Benchmarking of Different YOLO Models for CAPTCHAs Detection and Classification
Mikołaj Wysocki, Henryk Gierszal, Piotr Tyczka, Sophia Karagiorgou, George Pantelis
TL;DR
This work tackles the problem of detecting and classifying CAPTCHA patterns embedded in web pages by benchmarking three YOLO families (YOLOv5, YOLOv8, YOLOv10) across their nano, small, and medium variants on a diverse dataset built from web, dark web, and synthesized pages. It introduces an image-slicing technique to handle oversized inputs and evaluates models using metrics such as $Precision$, $Recall$, $F1$, and $mAP@50$, along with inference speed, to assess real-world utility.

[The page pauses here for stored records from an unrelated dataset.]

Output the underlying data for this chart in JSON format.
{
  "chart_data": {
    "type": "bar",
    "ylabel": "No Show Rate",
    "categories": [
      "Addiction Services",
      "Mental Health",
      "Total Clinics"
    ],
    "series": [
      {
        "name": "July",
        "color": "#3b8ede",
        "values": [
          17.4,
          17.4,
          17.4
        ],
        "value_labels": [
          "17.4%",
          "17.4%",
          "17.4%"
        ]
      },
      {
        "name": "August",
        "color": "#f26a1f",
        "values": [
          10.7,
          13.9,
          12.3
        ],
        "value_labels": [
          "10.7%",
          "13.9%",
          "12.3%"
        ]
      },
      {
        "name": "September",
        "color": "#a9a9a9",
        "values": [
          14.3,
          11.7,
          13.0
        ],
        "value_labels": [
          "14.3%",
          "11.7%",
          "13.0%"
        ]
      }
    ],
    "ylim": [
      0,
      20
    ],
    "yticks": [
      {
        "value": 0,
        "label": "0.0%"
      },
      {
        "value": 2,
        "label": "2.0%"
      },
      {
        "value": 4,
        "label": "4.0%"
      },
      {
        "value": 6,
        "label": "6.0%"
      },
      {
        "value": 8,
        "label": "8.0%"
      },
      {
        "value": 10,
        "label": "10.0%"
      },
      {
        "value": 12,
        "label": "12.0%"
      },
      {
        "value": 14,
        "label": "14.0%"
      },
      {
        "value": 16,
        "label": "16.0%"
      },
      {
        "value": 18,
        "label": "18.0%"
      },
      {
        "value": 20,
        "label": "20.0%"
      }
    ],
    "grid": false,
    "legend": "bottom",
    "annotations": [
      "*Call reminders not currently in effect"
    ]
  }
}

Key contributions include a large, heterogeneous dataset (115,651 images) with four CAPTCHA types, a practical image-slicing method, and the demonstration that small, fast models excel in speed while larger models improve detection quality; retraining with small amounts of new-pattern data can adapt detectors to unseen CAPTCHA types. The findings guide deployment choices for CAPTCHA detectors in web crawlers and underscore the importance of continuous, diverse data collection to maintain robust performance amid evolving CAPTCHA schemes.
Abstract
This paper provides an analysis and comparison of the YOLOv5, YOLOv8 and YOLOv10 models for webpage CAPTCHAs detection using the datasets collected from the web and darknet as well as synthetized data of webpages. The study examines the nano (n), small (s), and medium (m) variants of YOLO architectures and use metrics such as Precision, Recall, F1 score, mAP@50 and inference speed to determine the real-life utility. Additionally, the possibility of tuning the trained model to detect new CAPTCHA patterns efficiently was examined as it is a crucial part of real-life applications. The image slicing method was proposed as a way to improve the metrics of detection on oversized input images which can be a common scenario in webpages analysis. Models in version nano achieved the best results in terms of speed, while more complexed architectures scored better in terms of other metrics.